Das Sonntagsgespräch „Ich glaube an eine große Zukunft für clevere E-Book-Designer“ – Cora Stephan zur Bedeutung des E-Books für Verlage, Handel und Autoren

Dr. Cora Stephan

Die gesamte Branche beschäftige sich noch immer zu wenig mit dem E-Book und damit mit ihrer eigenen Zukunft, behauptete Dr. Cora Stephan zuletzt in einem Beitrag in der NZZ vom 1. April. Die Publizistin, die seit 1998 unter dem Pseudonym Anne Chaplet Kriminalromane veröffentlicht, sieht vor allem Autoren als mögliche Gewinner des medialen Wandels.

buchmarkt.de: Autoren, Verlage und Buchhandel in Europa beschäftigen sich, behaupten Sie, zu wenig mit der Zukunft des Buchmarkts, insbesondere dem E-Book. Stimmt das wirklich? Die meisten Verlage bieten doch längst auch E-Books an, und das Thema beherrscht sämtliche Branchentreffen?

Stephan: Richtig. Und auch bei den großen Buchhandelsketten hat man begriffen, dass dem Handel ein kalter Wind entgegenbläst. Hugendubel verzichtet auf qualifizierte Mitarbeiter, die noch beraten könnten, und will ein Drittel des Geschäfts mit Non-Books bestreiten. Thalia erwägt, selbst ins E-Book-Geschäft einzusteigen.

buchmarkt.de: Aber da haben wir doch zwei unterschiedliche Ansätze innerhalb der Branche, sich auf die Zukunft vorzubereiten! – Ob dem einzelnen die Konzepte gefallen oder nicht: Es sind Zukunftsstrategien, oder nicht?

Stephan: Gewiss tut sich da was. Und dennoch habe ich das Gefühl, dass insbesondere in Europa all diese Dinge nicht als Herausforderung begrüßt, sondern eher gefürchtet werden. Bezeichnenderweise will der Lesegeräthersteller Plastic Logic, der seinen Reader Que in Dresden herstellt, Deutschland frühestens ab 2010 damit beliefern. Fürchtet man nur den Konservatismus der Leser oder auch den mangelnden Wagemut der Verlage?

buchmarkt.de: Ihre Beispiele stammen aus dem Handel; im Verlagswald sehen Sie allerdings „Angstblüten“ blühen …

Stephan: In einem schwierigen Markt macht man nur noch mit massentauglichen Bestsellern Kasse, glaubt man vielerorts offenbar. Im übrigen erwarten – und fordern – die großen Buchhandelsketten von den Verlagen genau das: schnell umzuschlagende Massenware.

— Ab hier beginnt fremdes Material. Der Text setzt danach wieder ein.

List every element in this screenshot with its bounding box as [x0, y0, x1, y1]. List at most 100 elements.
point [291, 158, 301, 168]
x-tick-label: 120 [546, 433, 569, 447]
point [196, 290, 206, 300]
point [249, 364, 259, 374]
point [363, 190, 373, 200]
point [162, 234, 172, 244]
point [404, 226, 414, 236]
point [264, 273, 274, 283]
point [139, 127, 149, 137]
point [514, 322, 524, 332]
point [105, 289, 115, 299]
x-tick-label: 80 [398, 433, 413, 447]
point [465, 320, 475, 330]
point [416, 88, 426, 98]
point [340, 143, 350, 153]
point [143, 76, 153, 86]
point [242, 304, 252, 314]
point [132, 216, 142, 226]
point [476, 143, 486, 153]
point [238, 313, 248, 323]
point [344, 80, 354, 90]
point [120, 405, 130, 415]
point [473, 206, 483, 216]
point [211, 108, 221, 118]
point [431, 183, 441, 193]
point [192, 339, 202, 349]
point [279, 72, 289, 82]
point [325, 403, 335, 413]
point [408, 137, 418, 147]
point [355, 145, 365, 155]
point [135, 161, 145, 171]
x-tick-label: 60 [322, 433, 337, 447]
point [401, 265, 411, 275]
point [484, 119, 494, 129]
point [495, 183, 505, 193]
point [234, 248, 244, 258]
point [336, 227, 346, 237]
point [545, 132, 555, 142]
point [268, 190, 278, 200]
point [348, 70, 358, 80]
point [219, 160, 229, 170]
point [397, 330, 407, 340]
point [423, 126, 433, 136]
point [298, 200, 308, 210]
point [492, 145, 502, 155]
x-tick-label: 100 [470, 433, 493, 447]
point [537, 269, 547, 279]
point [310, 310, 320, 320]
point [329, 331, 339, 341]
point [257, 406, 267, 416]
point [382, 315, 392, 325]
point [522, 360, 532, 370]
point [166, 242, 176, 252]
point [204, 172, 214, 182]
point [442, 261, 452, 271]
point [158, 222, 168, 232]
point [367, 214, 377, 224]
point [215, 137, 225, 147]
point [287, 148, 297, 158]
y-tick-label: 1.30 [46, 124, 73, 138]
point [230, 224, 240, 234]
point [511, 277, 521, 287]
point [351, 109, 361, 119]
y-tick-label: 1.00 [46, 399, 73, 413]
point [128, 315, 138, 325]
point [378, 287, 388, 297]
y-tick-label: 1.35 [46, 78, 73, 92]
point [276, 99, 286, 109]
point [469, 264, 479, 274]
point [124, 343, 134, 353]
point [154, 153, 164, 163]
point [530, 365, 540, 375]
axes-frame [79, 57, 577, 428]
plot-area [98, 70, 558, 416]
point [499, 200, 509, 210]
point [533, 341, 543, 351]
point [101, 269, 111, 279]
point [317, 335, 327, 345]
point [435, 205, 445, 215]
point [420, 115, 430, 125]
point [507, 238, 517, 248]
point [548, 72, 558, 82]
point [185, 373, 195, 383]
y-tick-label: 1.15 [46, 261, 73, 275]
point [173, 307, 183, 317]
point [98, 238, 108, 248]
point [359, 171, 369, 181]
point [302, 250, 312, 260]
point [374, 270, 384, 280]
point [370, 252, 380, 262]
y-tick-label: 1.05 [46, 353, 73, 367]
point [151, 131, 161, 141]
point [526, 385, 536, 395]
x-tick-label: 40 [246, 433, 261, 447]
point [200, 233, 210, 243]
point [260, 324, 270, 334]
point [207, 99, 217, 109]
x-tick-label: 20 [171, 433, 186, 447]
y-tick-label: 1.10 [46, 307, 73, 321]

Und womöglich auch noch ein bisschen „Werbekostenzuschuß“ dafür, dass man solche Bücher gut platziert.

buchmarkt.de: Viele Versuche, mit angeblich massentauglicher Ware Bestseller zu landen, scheitern allerdings. Solche Flops kosten Verlage viel Geld. Verbrennen Verlage zu viel Geld in solchen Versuchen?

Stephan: Es ist sehr teuer geworden, ein Buch oder einen Autor in den Markt zu drücken. Und oft gelingt es nicht. Oft sind es sogar erst die Leser, die ein Buch oder einen Autor „entdecken“, der bei den großen Verlagen durchs Raster gefallen ist.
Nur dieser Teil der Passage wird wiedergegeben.